FANTINI’S FINANCE: A First-Quarter Quiz

As we approach first-quarter earnings results, it’s time to ask important questions about the recovery and how short-term crises and adjustments will effect long-term value.

FANTINI’S FINANCE: A First-Quarter Quiz

We’re coming up on the first-quarter earnings report season, and it might be one of the most informative in a while for brick-and-mortar casinos.

Until now, all the Covid news has come in stages. The first stage was about liquidity. Companies were drawing down credit lines and negotiating with creditors to assure they could survive whatever period of lockdown they were required to endure.

The second stage was about rising margins. Casino operators cut costs dramatically and—lo and behold—discovered that, in many cases, they actually could grow EBITDA on lower revenues.

The last stage, reported in the fourth-quarter earnings season, was filled with hopeful anecdotes that casino customers were returning with gusto, and with promises that much of the Covid-inspired cost-cutting will be permanent, along with the accompanying higher EBITDA margins.

Now, we’re about to hear management teams discuss their outlooks based on significantly more reopening evidence. Here are some questions that should be answered:

  • What are visitation and spend-per-customer trends since the loosening of restrictions? Will they soon begin to exceed those in 2019, the last normal year?
  • Are young customers returning? One surprise of the Covid year is that young adults began visiting casinos in greater numbers. Now, with competing forms of entertainment reopening, will they return or be drawn to those competitors? If they do return, in what numbers will they do so, and at what level of spending?
  • Are older players returning? There’s been a lot of speculation that older customers will be cautious in returning. More recently, there appears to be growing optimism that this core group of casino customers is feeling more confident as they become vaccinated and that they will feed pent-up demand.
  • Are conventions returning, or will they continue to postpone? And will attendance fully return, or is that a 2022 event?
  • There’s now considerably more experience with sports betting and iGaming. How much cross-play is actually going to casinos?
  • For Las Vegas-centric companies: Will baccarat and international visitation return this year, or will the combination of Covid and U.S.-China contentiousness put off full recovery for the foreseeable future?
  • For regional operators with sports betting and digital ambitions: Is the business model changing so much that these companies, with their national player databases, are becoming less regional operators and more like multi-channel national operators?
  • OK, about margin improvement: Can casinos really keep costs down as their customers return? Can the competitive juices begin to flow again? Will customers themselves demand the old perks that made Las Vegas both a bargain and a worldwide destination in the first place?

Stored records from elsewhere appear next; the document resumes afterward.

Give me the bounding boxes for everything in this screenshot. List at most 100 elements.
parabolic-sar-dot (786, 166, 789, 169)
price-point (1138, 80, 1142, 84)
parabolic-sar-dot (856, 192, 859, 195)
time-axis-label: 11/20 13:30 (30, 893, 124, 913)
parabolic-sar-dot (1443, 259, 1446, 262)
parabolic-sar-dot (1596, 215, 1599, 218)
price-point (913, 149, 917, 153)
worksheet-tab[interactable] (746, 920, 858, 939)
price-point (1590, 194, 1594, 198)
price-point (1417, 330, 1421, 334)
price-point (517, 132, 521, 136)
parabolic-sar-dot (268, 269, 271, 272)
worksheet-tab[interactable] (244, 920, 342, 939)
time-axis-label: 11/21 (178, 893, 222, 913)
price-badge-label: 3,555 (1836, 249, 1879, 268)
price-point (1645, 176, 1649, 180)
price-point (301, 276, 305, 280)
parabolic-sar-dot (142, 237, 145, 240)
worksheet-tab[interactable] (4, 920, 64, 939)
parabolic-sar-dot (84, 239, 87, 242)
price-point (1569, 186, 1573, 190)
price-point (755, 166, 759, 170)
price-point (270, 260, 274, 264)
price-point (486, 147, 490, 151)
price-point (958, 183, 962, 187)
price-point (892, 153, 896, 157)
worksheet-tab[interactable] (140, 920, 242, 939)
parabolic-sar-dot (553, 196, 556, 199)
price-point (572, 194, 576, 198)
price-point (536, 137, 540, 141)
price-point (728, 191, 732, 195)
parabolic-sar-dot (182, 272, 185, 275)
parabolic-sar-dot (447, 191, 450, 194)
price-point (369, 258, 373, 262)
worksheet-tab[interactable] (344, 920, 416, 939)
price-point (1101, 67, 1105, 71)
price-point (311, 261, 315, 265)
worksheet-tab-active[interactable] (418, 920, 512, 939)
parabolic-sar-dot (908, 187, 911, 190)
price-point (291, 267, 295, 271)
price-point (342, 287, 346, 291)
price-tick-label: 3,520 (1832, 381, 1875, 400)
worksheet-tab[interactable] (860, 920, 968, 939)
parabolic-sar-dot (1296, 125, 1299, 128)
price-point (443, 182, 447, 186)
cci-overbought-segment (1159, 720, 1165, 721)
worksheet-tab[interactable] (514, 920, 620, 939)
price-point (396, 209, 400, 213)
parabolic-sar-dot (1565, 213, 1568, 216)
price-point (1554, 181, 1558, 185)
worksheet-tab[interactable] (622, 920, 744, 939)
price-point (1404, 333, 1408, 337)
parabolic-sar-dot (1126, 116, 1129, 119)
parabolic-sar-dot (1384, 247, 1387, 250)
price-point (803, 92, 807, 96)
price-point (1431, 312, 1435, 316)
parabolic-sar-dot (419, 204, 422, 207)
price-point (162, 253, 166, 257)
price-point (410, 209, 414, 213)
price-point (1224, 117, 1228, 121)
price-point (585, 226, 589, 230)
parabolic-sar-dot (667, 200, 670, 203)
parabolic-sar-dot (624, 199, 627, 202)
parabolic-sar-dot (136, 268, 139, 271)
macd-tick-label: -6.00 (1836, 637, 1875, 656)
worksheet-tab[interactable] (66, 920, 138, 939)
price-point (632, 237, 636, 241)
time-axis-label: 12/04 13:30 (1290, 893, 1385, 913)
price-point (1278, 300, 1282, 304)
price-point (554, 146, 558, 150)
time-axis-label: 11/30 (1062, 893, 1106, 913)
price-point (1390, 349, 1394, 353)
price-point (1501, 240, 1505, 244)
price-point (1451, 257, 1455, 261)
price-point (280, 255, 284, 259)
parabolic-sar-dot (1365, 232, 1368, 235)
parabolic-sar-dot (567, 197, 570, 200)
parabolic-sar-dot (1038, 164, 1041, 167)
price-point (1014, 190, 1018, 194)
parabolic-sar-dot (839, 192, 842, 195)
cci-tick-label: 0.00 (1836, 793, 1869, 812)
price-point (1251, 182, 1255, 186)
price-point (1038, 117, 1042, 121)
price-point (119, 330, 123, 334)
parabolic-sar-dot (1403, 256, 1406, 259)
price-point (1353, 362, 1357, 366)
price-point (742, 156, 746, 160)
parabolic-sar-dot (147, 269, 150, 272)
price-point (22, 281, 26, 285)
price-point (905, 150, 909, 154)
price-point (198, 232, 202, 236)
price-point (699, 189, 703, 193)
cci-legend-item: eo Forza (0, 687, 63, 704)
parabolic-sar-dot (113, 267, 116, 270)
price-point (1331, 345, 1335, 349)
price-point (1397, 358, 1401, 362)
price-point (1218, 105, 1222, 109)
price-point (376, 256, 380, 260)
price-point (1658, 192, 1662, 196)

CEOs and CFOs have whetted the appetites of investors for big increases in free cash flow, based on much higher percentages of revenues falling to the bottom line. Now, with businesses reopening, it’s natural that more costs come back.

It’s still early in the reopening and recovery, but managements certainly have a better idea today about future margins. No doubt, they’ve penciled out a variety of scenarios. Investors will want to know about them.

Casino stocks have bounced back strongly in the past year. The answer to these questions—especially the near-term future of digital and margin improvement—will go a long way toward determining whether stocks have priced in the recovery, or whether they have more—maybe much more—to run.